Dans un deuxième moment, Diane attribue à la « chance »  le  fait  d’avoir  été  choisie  pour  aller   travailler  dans  une  autre  ville.  Bien  qu’elle  vienne  d’avoir  de  nouveau  un  bébé,  elle  assume   cette nouvelle position comme un défi et non pas comme une difficulté.

« on a eu la chance encore une fois, quelque part, parce qu'on a eu effectivement deux positions permanentes qui nous ont été offertes à XX qui est une suffisamment grosse université en termes des thématiques, et on est reparti, on a bougé de nouveau avec notre famille, et cette fois j'avais encore un enfant qui est arrivé en Angleterre, donc à cette étape de transition, juste en arrivant là-bas » Diane, p. 3, ligne 139.

La   question   de   la   mobilité   professionnelle   chez   les   femmes   nous   l’attachons   à   un   des   ingrédients de l’action   – les valeurs- (Bidart, 2010).
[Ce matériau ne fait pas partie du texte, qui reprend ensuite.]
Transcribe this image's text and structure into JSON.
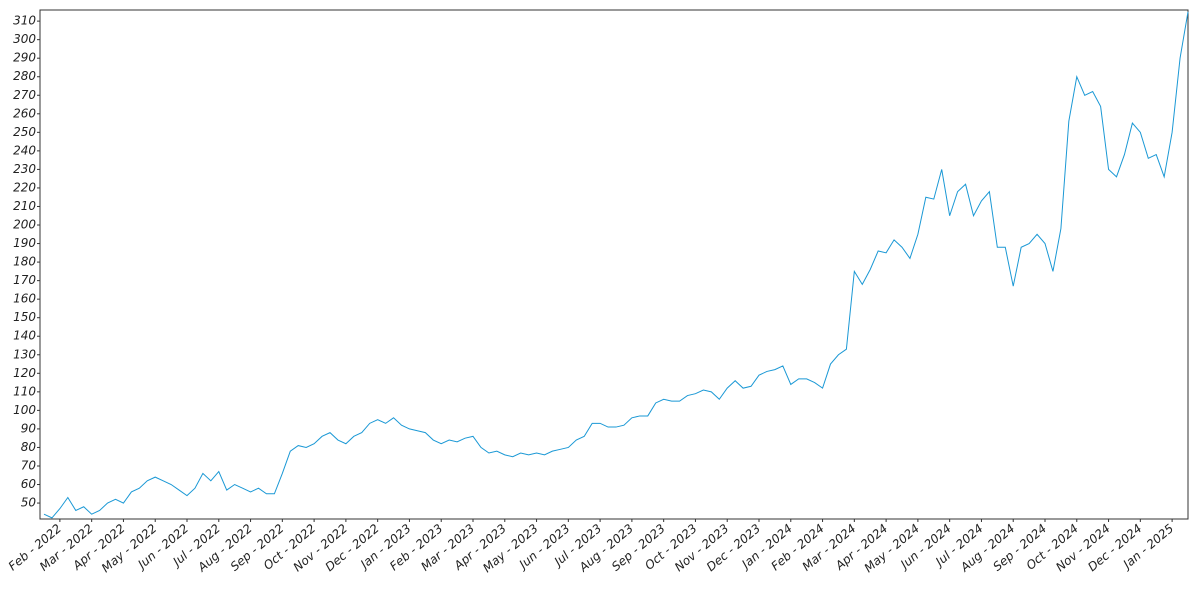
{
  "chart_data": {
    "type": "line",
    "x": [
      null,
      null,
      "Feb - 2022",
      null,
      null,
      null,
      "Mar - 2022",
      null,
      null,
      null,
      "Apr - 2022",
      null,
      null,
      null,
      "May - 2022",
      null,
      null,
      null,
      "Jun - 2022",
      null,
      null,
      null,
      "Jul - 2022",
      null,
      null,
      null,
      "Aug - 2022",
      null,
      null,
      null,
      "Sep - 2022",
      null,
      null,
      null,
      "Oct - 2022",
      null,
      null,
      null,
      "Nov - 2022",
      null,
      null,
      null,
      "Dec - 2022",
      null,
      null,
      null,
      "Jan - 2023",
      null,
      null,
      null,
      "Feb - 2023",
      null,
      null,
      null,
      "Mar - 2023",
      null,
      null,
      null,
      "Apr - 2023",
      null,
      null,
      null,
      "May - 2023",
      null,
      null,
      null,
      "Jun - 2023",
      null,
      null,
      null,
      "Jul - 2023",
      null,
      null,
      null,
      "Aug - 2023",
      null,
      null,
      null,
      "Sep - 2023",
      null,
      null,
      null,
      "Oct - 2023",
      null,
      null,
      null,
      "Nov - 2023",
      null,
      null,
      null,
      "Dec - 2023",
      null,
      null,
      null,
      "Jan - 2024",
      null,
      null,
      null,
      "Feb - 2024",
      null,
      null,
      null,
      "Mar - 2024",
      null,
      null,
      null,
      "Apr - 2024",
      null,
      null,
      null,
      "May - 2024",
      null,
      null,
      null,
      "Jun - 2024",
      null,
      null,
      null,
      "Jul - 2024",
      null,
      null,
      null,
      "Aug - 2024",
      null,
      null,
      null,
      "Sep - 2024",
      null,
      null,
      null,
      "Oct - 2024",
      null,
      null,
      null,
      "Nov - 2024",
      null,
      null,
      null,
      "Dec - 2024",
      null,
      null,
      null,
      "Jan - 2025",
      null,
      null
    ],
    "values": [
      44,
      42,
      47,
      53,
      46,
      48,
      44,
      46,
      50,
      52,
      50,
      56,
      58,
      62,
      64,
      62,
      60,
      57,
      54,
      58,
      66,
      62,
      67,
      57,
      60,
      58,
      56,
      58,
      55,
      55,
      66,
      78,
      81,
      80,
      82,
      86,
      88,
      84,
      82,
      86,
      88,
      93,
      95,
      93,
      96,
      92,
      90,
      89,
      88,
      84,
      82,
      84,
      83,
      85,
      86,
      80,
      77,
      78,
      76,
      75,
      77,
      76,
      77,
      76,
      78,
      79,
      80,
      84,
      86,
      93,
      93,
      91,
      91,
      92,
      96,
      97,
      97,
      104,
      106,
      105,
      105,
      108,
      109,
      111,
      110,
      106,
      112,
      116,
      112,
      113,
      119,
      121,
      122,
      124,
      114,
      117,
      117,
      115,
      112,
      125,
      130,
      133,
      175,
      168,
      176,
      186,
      185,
      192,
      188,
      182,
      195,
      215,
      214,
      230,
      205,
      218,
      222,
      205,
      213,
      218,
      188,
      188,
      167,
      188,
      190,
      195,
      190,
      175,
      198,
      256,
      280,
      270,
      272,
      264,
      230,
      226,
      238,
      255,
      250,
      236,
      238,
      226,
      250,
      290,
      315
    ],
    "color": "#1a98d5",
    "ylim": [
      41.4,
      316
    ],
    "yticks": [
      50,
      60,
      70,
      80,
      90,
      100,
      110,
      120,
      130,
      140,
      150,
      160,
      170,
      180,
      190,
      200,
      210,
      220,
      230,
      240,
      250,
      260,
      270,
      280,
      290,
      300,
      310
    ]
  }
}
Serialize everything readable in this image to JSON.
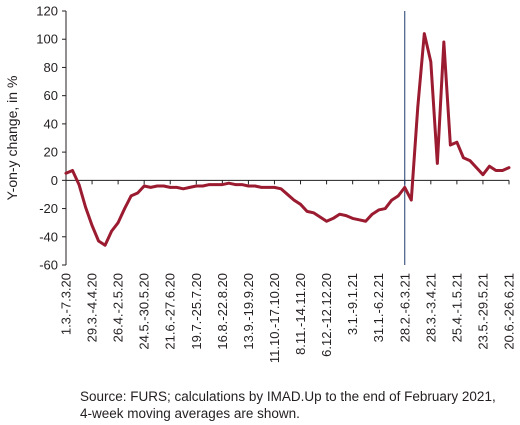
{
  "chart_data": {
    "type": "line",
    "ylabel": "Y-on-y change, in %",
    "ylim": [
      -60,
      120
    ],
    "y_ticks": [
      120,
      100,
      80,
      60,
      40,
      20,
      0,
      -20,
      -40,
      -60
    ],
    "x_tick_labels": [
      "1.3.-7.3.20",
      "29.3.-4.4.20",
      "26.4.-2.5.20",
      "24.5.-30.5.20",
      "21.6.-27.6.20",
      "19.7.-25.7.20",
      "16.8.-22.8.20",
      "13.9.-19.9.20",
      "11.10.-17.10.20",
      "8.11.-14.11.20",
      "6.12.-12.12.20",
      "3.1.-9.1.21",
      "31.1.-6.2.21",
      "28.2.-6.3.21",
      "28.3.-3.4.21",
      "25.4.-1.5.21",
      "23.5.-29.5.21",
      "20.6.-26.6.21"
    ],
    "x_tick_positions": [
      0,
      4,
      8,
      12,
      16,
      20,
      24,
      28,
      32,
      36,
      40,
      44,
      48,
      52,
      56,
      60,
      64,
      68
    ],
    "vline_x": 52,
    "grid": false,
    "series_color": "#9b1b30",
    "series": [
      {
        "values": [
          5,
          7,
          -3,
          -19,
          -32,
          -43,
          -46,
          -36,
          -30,
          -20,
          -11,
          -9,
          -4,
          -5,
          -4,
          -4,
          -5,
          -5,
          -6,
          -5,
          -4,
          -4,
          -3,
          -3,
          -3,
          -2,
          -3,
          -3,
          -4,
          -4,
          -5,
          -5,
          -5,
          -6,
          -10,
          -14,
          -17,
          -22,
          -23,
          -26,
          -29,
          -27,
          -24,
          -25,
          -27,
          -28,
          -29,
          -24,
          -21,
          -20,
          -14,
          -11,
          -5,
          -14,
          52,
          104,
          84,
          12,
          98,
          25,
          27,
          16,
          14,
          9,
          4,
          10,
          7,
          7,
          9
        ]
      }
    ]
  },
  "source_note": "Source: FURS; calculations by IMAD.Up to the end of February 2021, 4-week moving averages are shown."
}
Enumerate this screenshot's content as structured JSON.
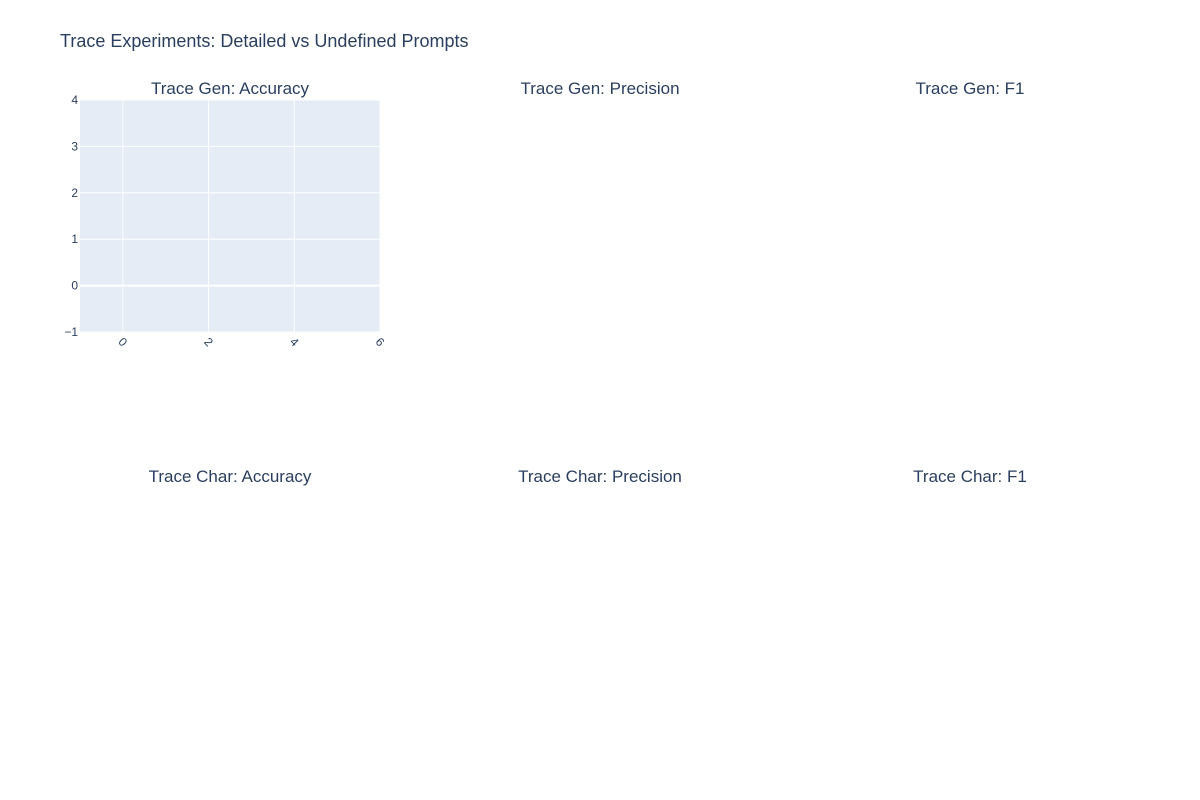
{
  "title": "Trace Experiments: Detailed vs Undefined Prompts",
  "subplot_titles": {
    "gen_accuracy": "Trace Gen: Accuracy",
    "gen_precision": "Trace Gen: Precision",
    "gen_f1": "Trace Gen: F1",
    "char_accuracy": "Trace Char: Accuracy",
    "char_precision": "Trace Char: Precision",
    "char_f1": "Trace Char: F1"
  },
  "colors": {
    "plot_bg": "#e5ecf6",
    "grid": "#ffffff",
    "text": "#2a3f5f"
  },
  "chart_data": [
    {
      "type": "line",
      "title": "Trace Gen: Accuracy",
      "series": [],
      "xlim": [
        -1,
        6
      ],
      "ylim": [
        -1,
        4
      ],
      "x_ticks": [
        0,
        2,
        4,
        6
      ],
      "y_ticks": [
        -1,
        0,
        1,
        2,
        3,
        4
      ],
      "x_tick_labels": [
        "0",
        "2",
        "4",
        "6"
      ],
      "y_tick_labels": [
        "−1",
        "0",
        "1",
        "2",
        "3",
        "4"
      ],
      "grid": true
    },
    {
      "type": "line",
      "title": "Trace Gen: Precision",
      "series": []
    },
    {
      "type": "line",
      "title": "Trace Gen: F1",
      "series": []
    },
    {
      "type": "line",
      "title": "Trace Char: Accuracy",
      "series": []
    },
    {
      "type": "line",
      "title": "Trace Char: Precision",
      "series": []
    },
    {
      "type": "line",
      "title": "Trace Char: F1",
      "series": []
    }
  ]
}
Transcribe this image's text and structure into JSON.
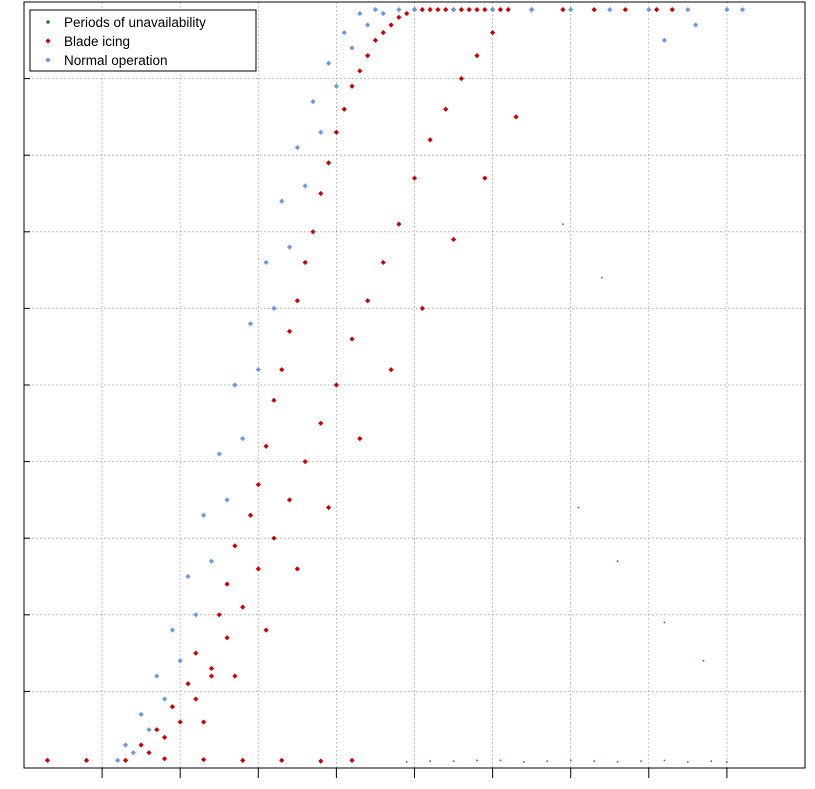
{
  "chart_data": {
    "type": "scatter",
    "title": "",
    "xlabel": "",
    "ylabel": "",
    "xlim": [
      0,
      10
    ],
    "ylim": [
      0,
      10
    ],
    "xticks": [
      1,
      2,
      3,
      4,
      5,
      6,
      7,
      8,
      9
    ],
    "yticks": [
      1,
      2,
      3,
      4,
      5,
      6,
      7,
      8,
      9
    ],
    "tick_labels_shown": false,
    "grid": true,
    "legend_position": "top-left",
    "series": [
      {
        "name": "Periods of unavailability",
        "color": "#1f8a1f",
        "marker": "point",
        "x": [
          4.9,
          5.2,
          5.5,
          5.8,
          6.1,
          6.4,
          6.7,
          7.0,
          7.3,
          7.6,
          7.9,
          8.2,
          8.5,
          8.8,
          9.0,
          7.1,
          7.6,
          8.2,
          8.7,
          6.9,
          7.4
        ],
        "y": [
          0.08,
          0.09,
          0.09,
          0.1,
          0.1,
          0.08,
          0.09,
          0.1,
          0.09,
          0.08,
          0.09,
          0.1,
          0.08,
          0.09,
          0.08,
          3.4,
          2.7,
          1.9,
          1.4,
          7.1,
          6.4
        ]
      },
      {
        "name": "Blade icing",
        "color": "#cc0000",
        "marker": "diamond",
        "x": [
          0.3,
          0.8,
          1.3,
          1.8,
          2.3,
          2.8,
          3.3,
          3.8,
          4.2,
          1.5,
          1.7,
          1.9,
          2.1,
          2.2,
          2.4,
          2.5,
          2.6,
          2.7,
          2.9,
          3.0,
          3.1,
          3.2,
          3.3,
          3.4,
          3.5,
          3.6,
          3.7,
          3.8,
          3.9,
          4.0,
          4.1,
          4.2,
          4.3,
          4.4,
          4.5,
          4.6,
          4.7,
          4.8,
          4.9,
          5.0,
          5.1,
          5.2,
          5.3,
          5.4,
          5.5,
          5.6,
          5.7,
          5.8,
          5.9,
          6.0,
          6.1,
          6.2,
          6.5,
          6.9,
          7.3,
          7.7,
          8.1,
          8.3,
          1.6,
          1.8,
          2.0,
          2.2,
          2.4,
          2.6,
          2.8,
          3.0,
          3.2,
          3.4,
          3.6,
          3.8,
          4.0,
          4.2,
          4.4,
          4.6,
          4.8,
          5.0,
          5.2,
          5.4,
          5.6,
          5.8,
          6.0,
          2.3,
          2.7,
          3.1,
          3.5,
          3.9,
          4.3,
          4.7,
          5.1,
          5.5,
          5.9,
          6.3
        ],
        "y": [
          0.1,
          0.1,
          0.1,
          0.12,
          0.11,
          0.1,
          0.1,
          0.09,
          0.1,
          0.3,
          0.5,
          0.8,
          1.1,
          1.5,
          1.2,
          2.0,
          2.4,
          2.9,
          3.3,
          3.7,
          4.2,
          4.8,
          5.2,
          5.7,
          6.1,
          6.6,
          7.0,
          7.5,
          7.9,
          8.3,
          8.6,
          8.9,
          9.1,
          9.3,
          9.5,
          9.6,
          9.7,
          9.8,
          9.85,
          9.9,
          9.9,
          9.9,
          9.9,
          9.9,
          9.9,
          9.9,
          9.9,
          9.9,
          9.9,
          9.9,
          9.9,
          9.9,
          9.9,
          9.9,
          9.9,
          9.9,
          9.9,
          9.9,
          0.2,
          0.4,
          0.6,
          0.9,
          1.3,
          1.7,
          2.1,
          2.6,
          3.0,
          3.5,
          4.0,
          4.5,
          5.0,
          5.6,
          6.1,
          6.6,
          7.1,
          7.7,
          8.2,
          8.6,
          9.0,
          9.3,
          9.6,
          0.6,
          1.2,
          1.8,
          2.6,
          3.4,
          4.3,
          5.2,
          6.0,
          6.9,
          7.7,
          8.5
        ]
      },
      {
        "name": "Normal operation",
        "color": "#6699ee",
        "marker": "diamond",
        "x": [
          1.2,
          1.4,
          1.6,
          1.8,
          2.0,
          2.2,
          2.4,
          2.6,
          2.8,
          3.0,
          3.2,
          3.4,
          3.6,
          3.8,
          4.0,
          4.2,
          4.4,
          4.6,
          4.8,
          5.0,
          5.5,
          6.0,
          6.5,
          7.0,
          7.5,
          8.0,
          8.5,
          9.0,
          9.2,
          8.6,
          8.2,
          1.3,
          1.5,
          1.7,
          1.9,
          2.1,
          2.3,
          2.5,
          2.7,
          2.9,
          3.1,
          3.3,
          3.5,
          3.7,
          3.9,
          4.1,
          4.3,
          4.5
        ],
        "y": [
          0.1,
          0.2,
          0.5,
          0.9,
          1.4,
          2.0,
          2.7,
          3.5,
          4.3,
          5.2,
          6.0,
          6.8,
          7.6,
          8.3,
          8.9,
          9.4,
          9.7,
          9.85,
          9.9,
          9.9,
          9.9,
          9.9,
          9.9,
          9.9,
          9.9,
          9.9,
          9.9,
          9.9,
          9.9,
          9.7,
          9.5,
          0.3,
          0.7,
          1.2,
          1.8,
          2.5,
          3.3,
          4.1,
          5.0,
          5.8,
          6.6,
          7.4,
          8.1,
          8.7,
          9.2,
          9.6,
          9.85,
          9.9
        ]
      }
    ]
  }
}
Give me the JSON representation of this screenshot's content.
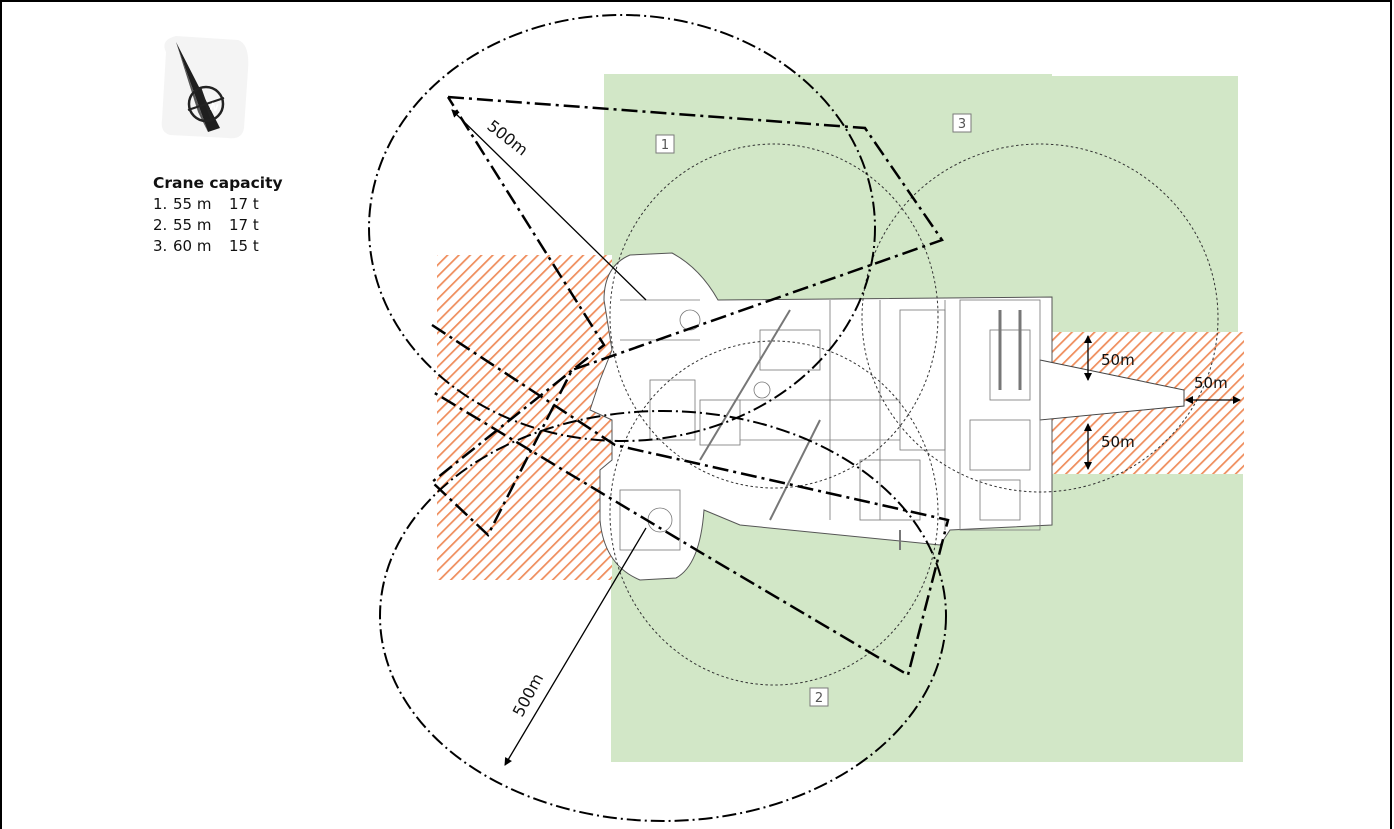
{
  "legend": {
    "title": "Crane capacity",
    "cranes": [
      {
        "num": "1.",
        "reach": "55 m",
        "capacity": "17 t"
      },
      {
        "num": "2.",
        "reach": "55 m",
        "capacity": "17 t"
      },
      {
        "num": "3.",
        "reach": "60 m",
        "capacity": "15 t"
      }
    ]
  },
  "crane_labels": [
    "1",
    "2",
    "3"
  ],
  "dimensions": {
    "radius_top": "500m",
    "radius_bottom": "500m",
    "side_upper": "50m",
    "side_lower": "50m",
    "tip": "50m"
  },
  "colors": {
    "green_zone": "#d2e7c7",
    "hatch": "#ef8d5c",
    "line": "#000000",
    "label_box": "#7a7a7a"
  },
  "icons": {
    "north": "north-arrow-icon"
  }
}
Les valeurs (dans ce cas émis par la société)  sont  les  plus  difficiles  à  faire  évoluer  parce  qu’elles  sont  par  définition  peu  sensibles       aux  résultats  de  l’action  (p.  229).  Ici,  nos  interviewées  ont  un  autre  système  de valeurs, où la question de la mobilité est vécue certes comme une aubaine.